Quatre restaurateurs

« Dans l'urgence nous avons fait au mieux. On a tous compris qu'il fallait désencadrer au plus vite. Les équipes ont bien fonctionné ensemble, souligne Justine, employée du musée qui s'est donné corps et âme pour sauver la première ressource mondiale en œuvres de Jean Cocteau. Consciente qu'il s'agissait là d'un trésor national. Nous avons eu besoin des pompiers, qui avaient besoin de nous pour notre connaissance de la collection. Quant aux restaurateurs, ils ont pu nous donner des conseils dès qu'ils sont arrivés, et du matériel. » La première d'entre eux à avoir pénétré dans le musée, Silvia Brunetti, assure de son côté avoir « trouvé ici des gens à l'écoute. J'ai pu donner quelques conseils tout bêtes. Et repérer, avec eux, les priorités en tenant compte de la technique, la valeur, ou les possibilités de transport ». Spécialisée dans les arts graphiques, et pourvue de solides notions en conservation préventive, la restauratrice missionnée par le CICRP (Centre interdisciplinaire de conservation et restauration du Patrimoine) et la DRAC (Direction régionale des affaires culturelles) a rapidement puisé dans son réseau pour faire venir des experts ès autres techniques. C'est ainsi Silvia qui a signalé au C2RMF (Centre de recherche et de restauration des musées de France) qu'un restaurateur photo serait nécessaire pour venir au secours des quelque 450 clichés. En la personne de Dominique Viars.

Installée devant son ordinateur, face à un tableur qu'elle remplit consciencieusement (en vue de comparer l'altération liée au sinistre aux dommages antérieurs) cette dernière explique avoir d'abord dû tout faire sécher. Avec un sèche-cheveux placé à distance optimale, la plupart du temps, pour respecter les propriétés de chacun des papiers. « Quand elle mouille, la gélatine colle. On ne peut donc empiler les photos. Par chance, le sauvetage a été bien fait. Je n'en ai eu à décoller que quelques unes avec une spatule. Je n'en ai qu'une seule dont la gélatine a hydrolysé, et sur laquelle on ne peut plus rien faire. » Pour chacune des images abîmées, le travail de restauration vacillera entre une et deux heures.

Derrière l'experte en photographie, un autre restaurateur, Antonio Rava, s'efforce de désencadrer une peinture de Marie Vassilieff, très endommagée. « J'ai dû la consolider pour qu'on puisse la manipuler, explique-t-il. L'humidité a fait changer les dimensions, ça a étiré les couleurs. » Provoquant des craquelures. Mais de l'avis de Silvia Brunetti, seule une dizaine d'œuvres est dans un tel état critique - qui nécessitera force soins.

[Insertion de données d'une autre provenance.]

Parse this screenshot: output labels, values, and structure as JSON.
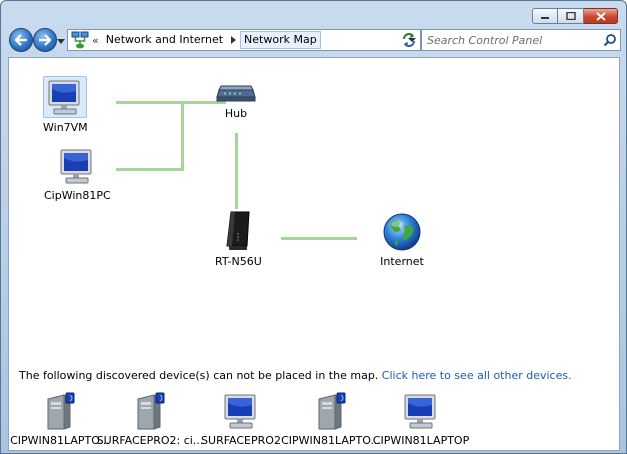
{
  "window": {
    "caption_buttons": [
      "minimize-icon",
      "maximize-icon",
      "close-icon"
    ]
  },
  "navigation": {
    "address": {
      "overflow": "«",
      "crumbs": [
        "Network and Internet",
        "Network Map"
      ]
    },
    "search": {
      "placeholder": "Search Control Panel"
    }
  },
  "map": {
    "nodes": [
      {
        "label": "Win7VM",
        "icon": "computer-icon"
      },
      {
        "label": "CipWin81PC",
        "icon": "computer-icon"
      },
      {
        "label": "Hub",
        "icon": "hub-icon"
      },
      {
        "label": "RT-N56U",
        "icon": "router-icon"
      },
      {
        "label": "Internet",
        "icon": "globe-icon"
      }
    ]
  },
  "discovered": {
    "message": "The following discovered device(s) can not be placed in the map.",
    "link": "Click here to see all other devices.",
    "devices": [
      {
        "label": "CIPWIN81LAPTO...",
        "icon": "tower-computer-icon"
      },
      {
        "label": "SURFACEPRO2: ci...",
        "icon": "tower-computer-icon"
      },
      {
        "label": "SURFACEPRO2",
        "icon": "computer-icon"
      },
      {
        "label": "CIPWIN81LAPTO...",
        "icon": "tower-computer-icon"
      },
      {
        "label": "CIPWIN81LAPTOP",
        "icon": "computer-icon"
      }
    ]
  },
  "colors": {
    "link_line": "#a6d59b",
    "hyperlink": "#1a5cb8",
    "window_frame": "#b6cde6"
  }
}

Sur une table quelques mètres plus loin, elle repère quelques dessins pouvant illustrer les différents types de dégâts rencontrés.

« Sur ces feuilles, l'encre a coulé. Elles étaient dans des pochettes mouillées. Il a fallu les en extraire pour pouvoir éponger. Sur celle-là, on devra enlever à la vapeur les auréoles créées par l'eau de mer, à l'aide d'une table aspirante. J'ai encore changé quelques buvards aujourd'hui. Et en règle générale, il faut aérer au maximum la pièce, il y a encore des spores dans l'air. »

« Je reste avec vous »

Jetant un œil à des extraits de manuscrit impactés, la responsable du musée Cocteau, Françoise Leonelli, se veut lucide. « Il ne sera plus exposable mais en termes de documentation, cela reste important pour nous. Les textes y sont magnifiques. » Aidée de la restauratrice en peinture, Carole Husson, Silvia Brunetti a constitué un fichier pour évaluer le temps que prendra chacune des restaurations. Deux meubles à plans qu'elle a pu commander devraient arriver d'ici peu. Permettant de ranger les dessins sauvés, en attendant de connaître l'identité du docteur qui les dorlotera. Durant la convalescence, la direction du musée envisage d'installer une grande banderole indiquant que l'établissement est fermé. Assortie d'une citation de Cocteau. « Je reste avec vous ».